PITKIN COUNTY, Colo. — Pitkin County Public Health staff will recommend that members of the Board of Health drop all local COVID-19-related restrictions including the indoor mask mandate when they meet Thursday.
That was the word Tuesday from Pitkin County Manager Jon Peacock, who told county commissioners that the end of local COVID-19 requirements could come as soon as Feb. 18, the beginning of Presidents Day Weekend.
“We will actually have a pretty significant policy recommendation coming forward … to sunset the existing public health order,” Peacock said. “Sunset means a lot of the requirements in the public health order … will revert from requirements back to recommendations.”
Eliminating the indoor mask requirement for children in school and in child care facilities will be part of the recommendation. Public health officials have been coordinating the recommendation with local schools officials, who have said they need a bit of time to adjust their operations before the unmasking, Peacock said.
Aspen Superintendent David Baugh will speak at Thursday’s Board of Health meeting, Peacock said.
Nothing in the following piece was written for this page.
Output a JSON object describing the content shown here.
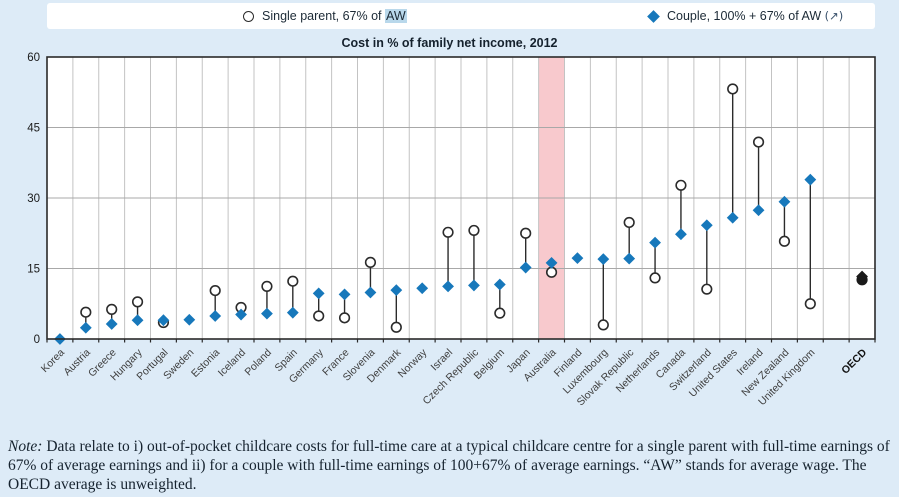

The decision to recommend dropping all Pitkin County COVID-19-related requirements comes after conversations between local public health officials and their counterparts with the state public health department. High local levels of immunity and vaccination, the declining though still high incidence rate and the return of Aspen Valley Hospital to mostly comfortable operating status played parts in the recommendation, Peacock said.